Some critics theorize that the change was driven by hedge funds and stock exchanges likely to benefit from the increased trading volume and market volatility.
“The power of the short sellers — or you could call them hedge funds — has grown significantly in stature,” said Andy Brooks, head of equity trading at T. Rowe Price Group Inc. in Baltimore.
“We’re in the thick of it, and I think [eliminating] the uptick rule is a major contributor to what’s happening in the stock market,” he added. “I’m not saying the markets wouldn’t have gone down, but they would have gone down in a more orderly fashion.”
The lack of order in the stock market is illustrated in the recent volatility of the Standard & Poor’s 500 stock index, as measured by the Chicago Board Options Exchange’s volatility index, or VIX. Since 1990, the average daily volatility of the S&P was 18.9. But from July 26 through the end of August, it never dropped below 20, and spiked above 30 on two occasions.
During the same period last year, the VIX hovered between 11.6 and 15.2. In sync with the increased volatility was an increase in short sales, according to the New York Stock Exchange Group Inc.’s monthly short-interest reports.

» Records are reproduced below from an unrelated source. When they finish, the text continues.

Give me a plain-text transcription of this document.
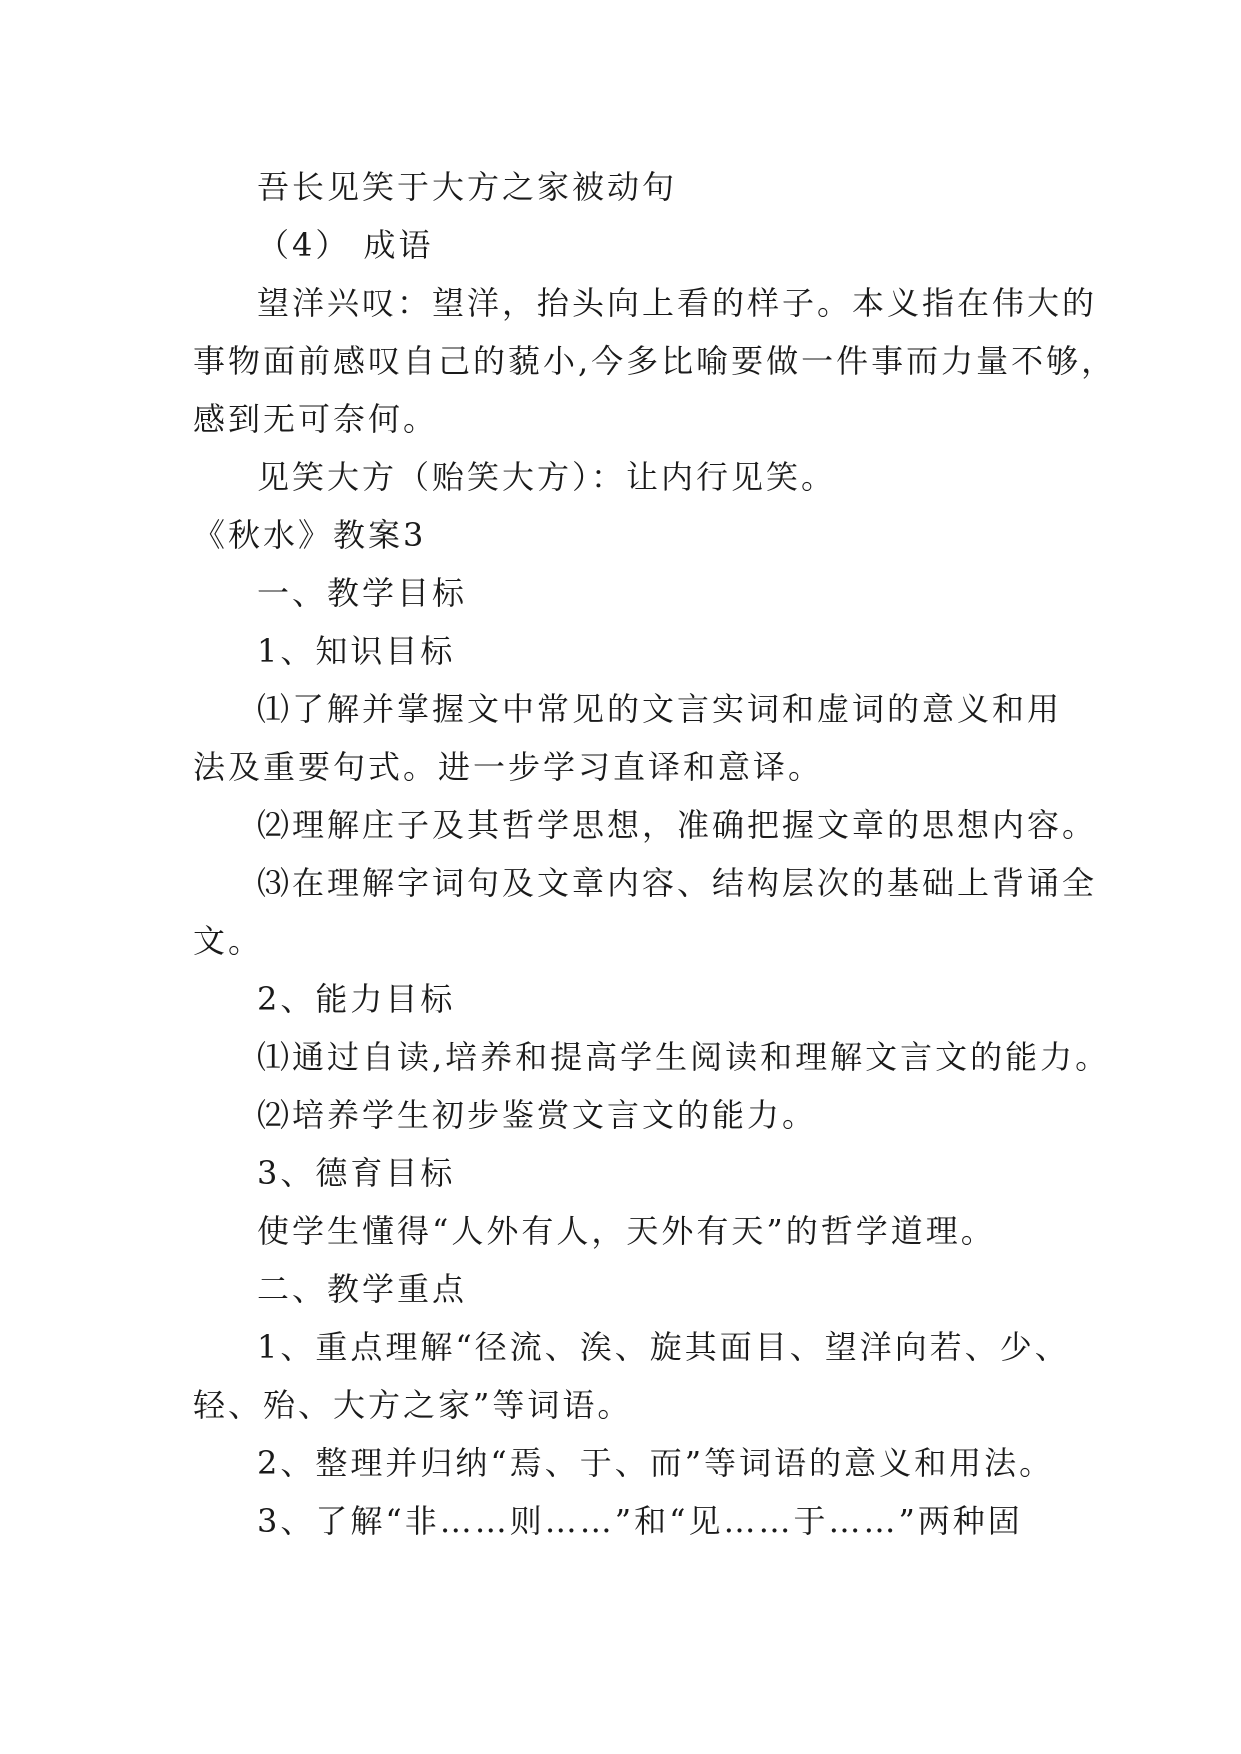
吾长见笑于大方之家被动句
（4） 成语
望洋兴叹：望洋，抬头向上看的样子。本义指在伟大的
事物面前感叹自己的藐小,今多比喻要做一件事而力量不够，
感到无可奈何。
见笑大方（贻笑大方）：让内行见笑。
《秋水》教案3
一、教学目标
1、知识目标
⑴了解并掌握文中常见的文言实词和虚词的意义和用
法及重要句式。进一步学习直译和意译。
⑵理解庄子及其哲学思想，准确把握文章的思想内容。
⑶在理解字词句及文章内容、结构层次的基础上背诵全
文。
2、能力目标
⑴通过自读,培养和提高学生阅读和理解文言文的能力。
⑵培养学生初步鉴赏文言文的能力。
3、德育目标
使学生懂得“人外有人，天外有天”的哲学道理。
二、教学重点
1、重点理解“径流、涘、旋其面目、望洋向若、少、
轻、殆、大方之家”等词语。
2、整理并归纳“焉、于、而”等词语的意义和用法。
3、了解“非……则……”和“见……于……”两种固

Short interest totaled 12.5 billion positions in August, 12.95 billion in July and 12.47 billion in June. Last year, by comparison, there were 9.63 billion short positions in August, 9.3 billion in July and 9.1 billion in June.

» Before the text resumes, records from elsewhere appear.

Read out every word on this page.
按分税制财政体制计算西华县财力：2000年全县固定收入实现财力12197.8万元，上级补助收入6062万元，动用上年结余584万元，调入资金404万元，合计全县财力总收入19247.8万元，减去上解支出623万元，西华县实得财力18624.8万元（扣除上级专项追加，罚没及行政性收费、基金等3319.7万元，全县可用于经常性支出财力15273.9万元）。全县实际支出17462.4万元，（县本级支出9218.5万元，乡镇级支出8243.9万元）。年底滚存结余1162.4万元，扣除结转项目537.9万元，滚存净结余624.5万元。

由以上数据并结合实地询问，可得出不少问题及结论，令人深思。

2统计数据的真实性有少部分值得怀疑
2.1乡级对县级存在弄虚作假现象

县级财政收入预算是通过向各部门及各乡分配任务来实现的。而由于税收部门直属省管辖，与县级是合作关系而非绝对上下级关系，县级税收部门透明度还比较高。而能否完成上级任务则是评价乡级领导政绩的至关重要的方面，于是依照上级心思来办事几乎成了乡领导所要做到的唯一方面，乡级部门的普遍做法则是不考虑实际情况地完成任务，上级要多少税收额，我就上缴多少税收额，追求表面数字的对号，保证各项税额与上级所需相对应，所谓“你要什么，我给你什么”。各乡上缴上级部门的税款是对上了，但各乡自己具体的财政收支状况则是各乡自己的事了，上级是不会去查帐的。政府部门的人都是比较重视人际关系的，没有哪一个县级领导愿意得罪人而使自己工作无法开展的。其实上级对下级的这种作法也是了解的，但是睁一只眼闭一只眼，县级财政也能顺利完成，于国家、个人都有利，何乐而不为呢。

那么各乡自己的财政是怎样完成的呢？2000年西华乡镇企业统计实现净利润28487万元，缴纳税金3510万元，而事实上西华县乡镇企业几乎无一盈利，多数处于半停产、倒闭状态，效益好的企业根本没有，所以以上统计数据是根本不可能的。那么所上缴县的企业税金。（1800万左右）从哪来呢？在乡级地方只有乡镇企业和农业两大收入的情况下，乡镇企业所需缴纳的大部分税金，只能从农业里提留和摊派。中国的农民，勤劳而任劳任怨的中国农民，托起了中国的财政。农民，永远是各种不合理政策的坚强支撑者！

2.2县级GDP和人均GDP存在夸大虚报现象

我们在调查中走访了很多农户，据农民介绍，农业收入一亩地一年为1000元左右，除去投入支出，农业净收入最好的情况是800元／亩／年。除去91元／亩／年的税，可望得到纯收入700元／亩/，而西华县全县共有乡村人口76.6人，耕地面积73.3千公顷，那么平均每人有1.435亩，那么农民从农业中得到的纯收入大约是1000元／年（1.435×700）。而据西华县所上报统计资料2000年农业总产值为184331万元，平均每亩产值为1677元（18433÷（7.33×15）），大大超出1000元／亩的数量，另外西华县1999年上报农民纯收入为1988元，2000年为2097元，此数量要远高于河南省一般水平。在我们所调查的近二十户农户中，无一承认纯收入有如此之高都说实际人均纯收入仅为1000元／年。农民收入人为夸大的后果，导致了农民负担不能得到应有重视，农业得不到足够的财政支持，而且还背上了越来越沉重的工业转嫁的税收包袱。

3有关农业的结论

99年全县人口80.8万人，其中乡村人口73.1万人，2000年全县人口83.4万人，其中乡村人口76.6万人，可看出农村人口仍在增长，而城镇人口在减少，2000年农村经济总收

A number of academics have sided with the SEC by suggesting the uptick rule did little to help stabilize the financial markets. “We found very little changes when the uptick rule was suspended in pilot programs, and it’s unlikely the current volatility is a result of that change,” said Karl Diether, an assistant professor of finance at Ohio State University in Columbus.
But Mr. Brooks and others charge that the pilot tests were not done under a full range of market conditions that might have produced results similar to the current market volatility.
“I think they’re not doing nearly enough academic work to fully evaluate this,” he said.
Without the uptick rule, hedge funds are unrestrained in their aggressive short-selling tactics, which could be characterized as price manipulation, Mr. Brooks added. “They short sell it and drive the price down, and then they turn around at the end of the day and buy it back at a profit,” he said. “It’s just another example of the market structure enabling people with a very short time horizon to disadvantage those people on the other side with a longer time horizon.”
Meanwhile, proponents of the rule change suggest the critics might be clinging to a fallacy with regard to the benefits of the uptick rule.
“The uptick rule was really just a trap for the unwary, and I don’t think it has contributed to the recent market volatility,” said Charles Crow, partner at the Princeton, N.J., law firm of Crow & Associates Inc.
“Taking a position that a stock will go down is just as valid a position as one that a stock will go up,” he added. “Stocks that need to go down should go down, and if this rule change facilitates that, I applaud its departure.”